‘Campus’: contra la academia norteamericana

Hay un mítico ensayo de Witold Gombrowicz titulado “Contra los poetas”. El escritor polaco lo pensó durante su largo exilio en Argentina. El texto es una diatriba a favor de no leer aquella literatura que pregona una belleza altruista, casi divina. Como el buen artista que era, Gombrowicz quería molestar. El autor Antonio Díaz Oliva (Chile, 1985), también conocido como ADO, podría haber escrito uno llamado “Contra la universidad”. No lo hizo, en cambio confeccionó Campus (Ediciones Chatos Inhumanos), una novela que es un carnaval negro y punzante que retrata a las instituciones de educación superior en Estados Unidos.

La historia gira en torno a Salvador Allende, académico chileno que miente sobre la desaparición de su padre para conseguir un puesto de profesor. La incorporación de Allende al nuevo establecimiento le sirve a ADO para poner el ojo sobre una galería de personajes ridículamente pintorescos: una docente argentina de la alta sociedad que nunca se graduó de pregrado en Buenos Aires, una latina de Nueva Jersey que abandona el PhD por culpa de sus poderes telepáticos, el matrimonio de los respetados profesores Montejo que en la intimidad ofrecen mucho amor… En Campus el escritor chileno es un cómico de la lengua que la utiliza como un látigo inteligente contra el aparente prestigio de las universidades norteamericanas.

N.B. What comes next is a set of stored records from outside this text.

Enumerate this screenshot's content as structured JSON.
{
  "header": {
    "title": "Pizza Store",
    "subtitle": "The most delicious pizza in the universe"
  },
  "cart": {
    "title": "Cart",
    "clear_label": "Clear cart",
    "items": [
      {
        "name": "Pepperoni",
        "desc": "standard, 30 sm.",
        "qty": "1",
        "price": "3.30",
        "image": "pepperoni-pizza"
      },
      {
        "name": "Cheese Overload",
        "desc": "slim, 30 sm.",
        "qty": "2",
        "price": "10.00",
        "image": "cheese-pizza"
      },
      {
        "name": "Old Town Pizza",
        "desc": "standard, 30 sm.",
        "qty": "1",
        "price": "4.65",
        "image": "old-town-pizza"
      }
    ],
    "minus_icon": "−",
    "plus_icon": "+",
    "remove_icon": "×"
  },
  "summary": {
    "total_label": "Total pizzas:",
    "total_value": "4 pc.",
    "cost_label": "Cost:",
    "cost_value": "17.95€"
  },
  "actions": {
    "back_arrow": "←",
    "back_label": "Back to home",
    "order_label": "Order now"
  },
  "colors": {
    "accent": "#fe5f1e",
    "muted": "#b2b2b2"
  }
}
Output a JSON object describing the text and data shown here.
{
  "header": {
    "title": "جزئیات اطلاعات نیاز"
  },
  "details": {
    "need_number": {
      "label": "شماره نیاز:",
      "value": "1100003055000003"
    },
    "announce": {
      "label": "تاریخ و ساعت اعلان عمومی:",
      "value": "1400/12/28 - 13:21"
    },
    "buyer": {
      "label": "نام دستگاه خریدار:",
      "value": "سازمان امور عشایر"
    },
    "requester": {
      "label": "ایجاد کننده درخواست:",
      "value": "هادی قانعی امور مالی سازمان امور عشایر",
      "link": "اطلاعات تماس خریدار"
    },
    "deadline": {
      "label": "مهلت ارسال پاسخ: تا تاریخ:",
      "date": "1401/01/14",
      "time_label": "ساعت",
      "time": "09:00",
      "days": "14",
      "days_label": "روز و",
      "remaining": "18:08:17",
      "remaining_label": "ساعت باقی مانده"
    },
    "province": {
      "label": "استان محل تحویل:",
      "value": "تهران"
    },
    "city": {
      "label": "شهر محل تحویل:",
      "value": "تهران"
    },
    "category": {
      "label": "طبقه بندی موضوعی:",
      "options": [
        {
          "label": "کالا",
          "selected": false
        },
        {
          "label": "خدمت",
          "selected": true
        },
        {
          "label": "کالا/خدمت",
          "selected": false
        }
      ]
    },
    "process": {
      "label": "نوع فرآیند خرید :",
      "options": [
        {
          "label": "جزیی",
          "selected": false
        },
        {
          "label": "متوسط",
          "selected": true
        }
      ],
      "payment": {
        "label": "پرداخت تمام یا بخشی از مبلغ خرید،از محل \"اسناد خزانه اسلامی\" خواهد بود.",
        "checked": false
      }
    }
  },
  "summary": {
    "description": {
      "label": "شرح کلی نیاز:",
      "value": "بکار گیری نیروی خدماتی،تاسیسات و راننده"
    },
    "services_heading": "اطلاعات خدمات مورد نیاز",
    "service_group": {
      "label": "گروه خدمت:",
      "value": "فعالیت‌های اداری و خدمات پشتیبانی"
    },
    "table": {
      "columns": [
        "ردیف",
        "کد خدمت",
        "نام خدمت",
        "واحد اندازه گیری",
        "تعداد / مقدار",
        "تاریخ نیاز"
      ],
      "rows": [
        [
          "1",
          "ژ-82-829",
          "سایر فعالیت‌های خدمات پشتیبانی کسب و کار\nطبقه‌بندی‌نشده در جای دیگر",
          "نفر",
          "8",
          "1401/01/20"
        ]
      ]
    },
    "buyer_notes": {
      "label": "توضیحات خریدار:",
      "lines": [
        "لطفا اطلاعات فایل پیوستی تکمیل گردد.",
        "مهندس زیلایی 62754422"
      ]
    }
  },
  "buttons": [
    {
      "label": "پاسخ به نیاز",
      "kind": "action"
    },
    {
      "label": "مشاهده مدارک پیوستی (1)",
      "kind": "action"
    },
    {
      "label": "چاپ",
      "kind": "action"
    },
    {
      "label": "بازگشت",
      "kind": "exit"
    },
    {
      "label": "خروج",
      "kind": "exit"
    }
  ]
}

Antonio Díaz Oliva actualmente vive en Chicago, donde trabaja como profesor de español y escritura creativa bilingüe en Saint Xavier University, así como en la Universidad de Chicago. Es autor de la novela La soga de los muertos, premio Roberto Bolaño a la creación joven, y de los volúmenes de cuentos La experiencia formativa y La experiencia deformativa. También es editor de la antología Estados Hispanos de América: Nueva Narrativa Latinoamericana Made in USA. Artículos suyos han aparecido en Rolling Stone, Gatopardo, Letras Libres y El Malpensante. Ha sido becario de Fulbright, la Universidad de Nueva York y de la Fundación Gabriel García Márquez.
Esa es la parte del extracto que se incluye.